Legend has it that there is a way to end the conflict once and for all: find the Firebird, a mythical entity believed to possess power the likes of which the world has never seen. It will be no easy task, but if life as a thief has taught Echo anything, it’s how to hunt down what she wants . . . and how to take it.

But some jobs aren’t as straightforward as they seem. And this one might just set the world on fire.


Guys, this is why I read young adult fantasy. Every time I read something and I wonder why it’s been so hyped when it feels so much like everything else I’ve read in the genre, a book like this will come along like a breath of fresh air.
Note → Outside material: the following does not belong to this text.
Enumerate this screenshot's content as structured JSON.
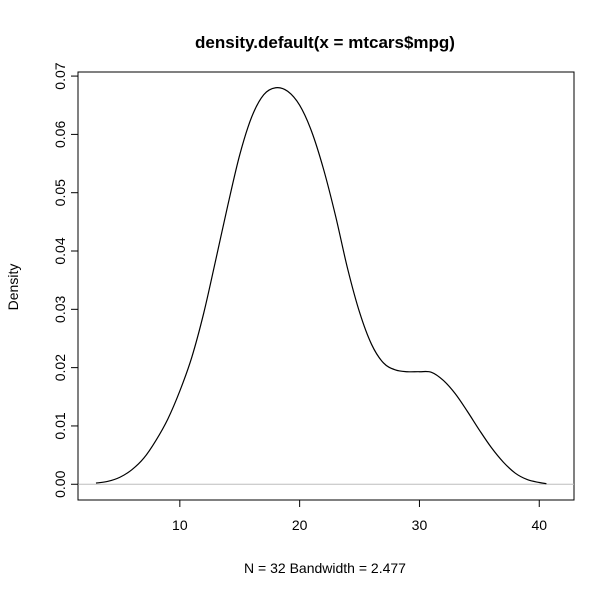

The Girl at Midnight is a tale of a girl named Echo – names have meaning amongst the magical Avicen (human/bird) and Drakharin (human/dragon) and hers has an especially poignant meaning when you figure it out – a runaway taken in by the Ala, a Seer amongst the Avicen. Echo knows that most Avicen see her as something lessor, but they are her family, so when the Ala asks her to retrieve an object in secret, she readily agrees. Of course, this being a fantasy, it sets her on a journey she couldn’t have imagined.

This is a book about finding your place in the world, your family and your friends. It’s about the hatred that separates us, but the undeniable truth that beneath the hate there are a lot more similarities if only we allowed ourselves to look. It’s about a loyalty that goes beyond simple friendship – the way Dorian will follow Caius anywhere, why Ivy stays with Echo and even helps Dorian, even though he is the enemy, and beat her in captivity. It’s a story about love trying to find a way – be it between Echo and Caius, or more touchingly, Dorian and Jasper two characters who are obviously gay but the book never feels the need to have a moment to say “THEIR GAY” just taking moments to regret the unrequited love Dorian has for Caius or how Jasper (a Avicen) tries wooing Dorian from the second they meet because to him, the one eyed Dorian is hot and eff his people who’d consider him a traitor for liking a Drakharin.

If the end isn’t the biggest surprise, that’s okay. It doesn’t need to be. As the book itself says, it’s more about the journey, and the journey itself was great. It was fun, it was taut, it dealt with the grief that comes with the first time you kill. It was just all really, really well done.

This is one of those books that wound up being so much more than I expected it to be and it made me fall in love with YA all over again. In short this is the first book in the series. I’m already counting the days ’til June 2016.